On a related note, I’ve been troubled for some time that another resident of my diocese regularly comments on several wildly-popular Catholic blogs, spreading complaints about our bishop and diocese wherever s/he goes, whether it’s relevant to the original post or not. Worse still, this commenter only uses a geographical handle that doesn’t identify gender, let alone first name, so there is no good way to address the person privately. Though I tend to agree — generally and quietly — with this person’s concerns about our diocese, his/her response of griping all over the Net not only violates the basic charity we owe to all and the respect we owe to our shepherds particularly, but unnecessarily shames our diocese before readers from all over the world.

And, griping campaigns — this person’s loud one and my quiet ones — are ultimately weak tools for addressing our concerns with others. Prayer is not only a stronger tool, but a more charitable one, with ample precedent in 2,000 years of Church history.

Today, I read two valuable reminders about how praying for those who bother us is better than griping about them, privately or publicly.

You don’t have to like him but love him. Pray for him. Or this whole thing falls apart.

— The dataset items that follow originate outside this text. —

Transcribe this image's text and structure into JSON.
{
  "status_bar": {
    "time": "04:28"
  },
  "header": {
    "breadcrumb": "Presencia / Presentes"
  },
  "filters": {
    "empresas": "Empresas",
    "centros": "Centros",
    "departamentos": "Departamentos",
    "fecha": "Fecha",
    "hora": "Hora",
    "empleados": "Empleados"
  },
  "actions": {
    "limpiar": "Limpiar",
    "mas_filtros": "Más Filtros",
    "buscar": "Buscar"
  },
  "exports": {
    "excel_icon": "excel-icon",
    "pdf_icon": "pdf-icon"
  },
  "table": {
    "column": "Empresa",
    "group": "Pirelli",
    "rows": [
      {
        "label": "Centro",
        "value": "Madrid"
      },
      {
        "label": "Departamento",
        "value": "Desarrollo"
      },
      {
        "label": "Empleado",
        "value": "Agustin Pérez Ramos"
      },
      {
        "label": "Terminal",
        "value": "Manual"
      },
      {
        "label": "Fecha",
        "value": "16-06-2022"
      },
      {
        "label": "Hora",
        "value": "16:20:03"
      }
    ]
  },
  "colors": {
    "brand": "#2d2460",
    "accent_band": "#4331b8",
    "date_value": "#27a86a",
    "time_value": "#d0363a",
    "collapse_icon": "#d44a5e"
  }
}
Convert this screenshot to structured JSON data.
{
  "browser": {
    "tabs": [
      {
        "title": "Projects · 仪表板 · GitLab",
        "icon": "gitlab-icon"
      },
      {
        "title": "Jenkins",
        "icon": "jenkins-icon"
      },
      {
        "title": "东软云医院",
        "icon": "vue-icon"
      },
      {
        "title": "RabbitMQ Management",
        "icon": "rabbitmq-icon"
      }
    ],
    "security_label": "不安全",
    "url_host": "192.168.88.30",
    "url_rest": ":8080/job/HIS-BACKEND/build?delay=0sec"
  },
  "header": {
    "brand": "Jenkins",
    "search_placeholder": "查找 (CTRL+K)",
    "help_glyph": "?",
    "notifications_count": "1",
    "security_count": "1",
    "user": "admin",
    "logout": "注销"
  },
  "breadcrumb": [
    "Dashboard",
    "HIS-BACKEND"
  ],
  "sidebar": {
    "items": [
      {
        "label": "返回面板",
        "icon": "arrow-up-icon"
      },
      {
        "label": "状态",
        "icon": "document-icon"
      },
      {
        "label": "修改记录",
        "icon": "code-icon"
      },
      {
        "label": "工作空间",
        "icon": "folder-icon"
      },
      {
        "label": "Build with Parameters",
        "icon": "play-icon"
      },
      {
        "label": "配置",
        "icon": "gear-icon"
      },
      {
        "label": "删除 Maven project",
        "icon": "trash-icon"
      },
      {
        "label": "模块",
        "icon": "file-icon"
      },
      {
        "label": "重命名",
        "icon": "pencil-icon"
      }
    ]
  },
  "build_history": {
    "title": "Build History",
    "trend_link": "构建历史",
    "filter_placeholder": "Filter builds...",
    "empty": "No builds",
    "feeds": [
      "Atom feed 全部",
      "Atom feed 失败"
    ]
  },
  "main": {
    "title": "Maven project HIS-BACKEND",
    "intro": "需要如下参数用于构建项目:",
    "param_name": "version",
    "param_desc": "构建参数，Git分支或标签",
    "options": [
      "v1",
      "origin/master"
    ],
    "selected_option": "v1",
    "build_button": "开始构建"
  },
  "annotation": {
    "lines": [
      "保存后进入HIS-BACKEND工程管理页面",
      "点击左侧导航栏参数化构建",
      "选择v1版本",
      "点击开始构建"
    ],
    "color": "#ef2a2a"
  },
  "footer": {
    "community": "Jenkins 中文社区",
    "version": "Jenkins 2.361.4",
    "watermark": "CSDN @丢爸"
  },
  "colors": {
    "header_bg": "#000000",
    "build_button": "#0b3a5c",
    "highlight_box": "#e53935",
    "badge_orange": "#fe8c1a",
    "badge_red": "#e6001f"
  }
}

This latter statement (“or this whole thing falls apart”) makes another good point. Really, gripe campaigns often fail to even touch the one at whom they are directed — and if they do, it is not in a positive, corrective way, but in a negative, destructive way. Instead, they rather do great harm, especially spiritually and emotionally, to those who engage in them. If one is spending his time going around to blogs and making the same bitter comments everywhere, then how much of his life outside of the Internet must be eaten by the bitterness?!

So, if there must be a campaign, let it be like Rosary for the Bishop! Or for whomever.

I picked-up several more excellent ideas for responding charitably to those who bother us during a recent spiritual talk:

  • Don’t judge the person rashly, as this then becomes a sin on your part.
  • Remember your own sinfulness and quirks.
  • Fight the urge to disassociate from the person and befriend him instead.
  • Have no enemies and write no one off.
  • Let go of anything that is unimportant or a matter of opinion — and not just in your words, but even in your thoughts, as fascades always fail eventually.
  • Ask “Does it offend God?” If the answer is “Yes,” then you are obligated, as a work of mercy, to correct the wrongdoing.
  • When you must correct, do it with prayer, privately, positively (as advice and not a reprimand), at the right time (not when the person is distracted or under pressure).
  • Be patient in waiting for results, as change often takes longer than we might expect.